Vision / multimodal GGUF models are served. A vision GGUF that ships a
separate mmproj projector (LLaVA / Qwen-VL style) runs on an AMD node: the
projector downloads alongside the weights and the runner loads it through
llama.cpp's multimodal chat handler, so image chat requests (OpenAI image_url
content) work. A repo is recognized as a vision model from its config.json
vision section, or, when it ships none, from the presence of the mmproj file.
One thing is deliberately not on the AMD path today:
- Multi-token prediction (MTP) / speculative decoding is MLX-only.

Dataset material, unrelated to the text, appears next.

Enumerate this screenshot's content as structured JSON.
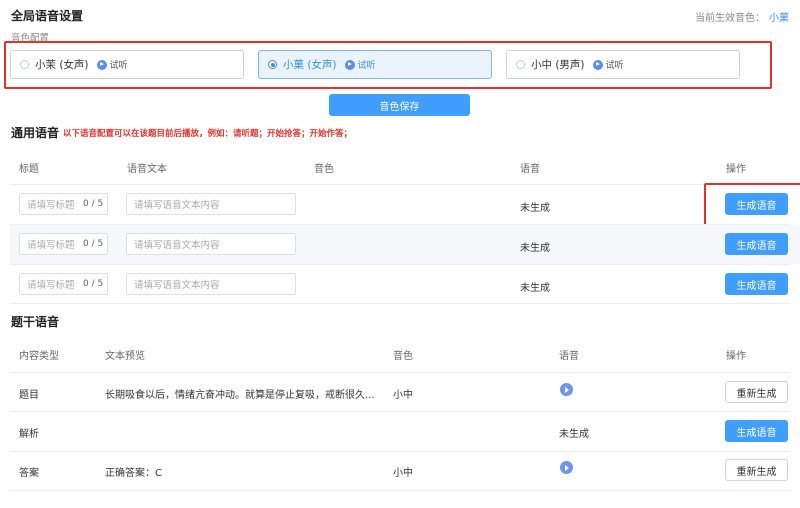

Those speedups come from MLX-specific drafting (model-native prediction heads or a sidecar drafter) and cross-rank coordination, which the llama.cpp engine does not implement, so an AMD node runs plain autoregressive decoding. GGUF models advertise no MTP capability, so it is never shown as available for them (there is no promise to fall short of); the AMD node serves at its native decode speed.
Scope
A single AMD node serves GGUF models on its own GPU. Sharding one model across an AMD node and a Mac is not supported (the two engines do not share a runtime); multi-node GGUF inference across several llama.cpp nodes is tracked separately. The interconnect doctrine still applies: the cluster fabric is trusted, so put untrusted segments behind your own network controls.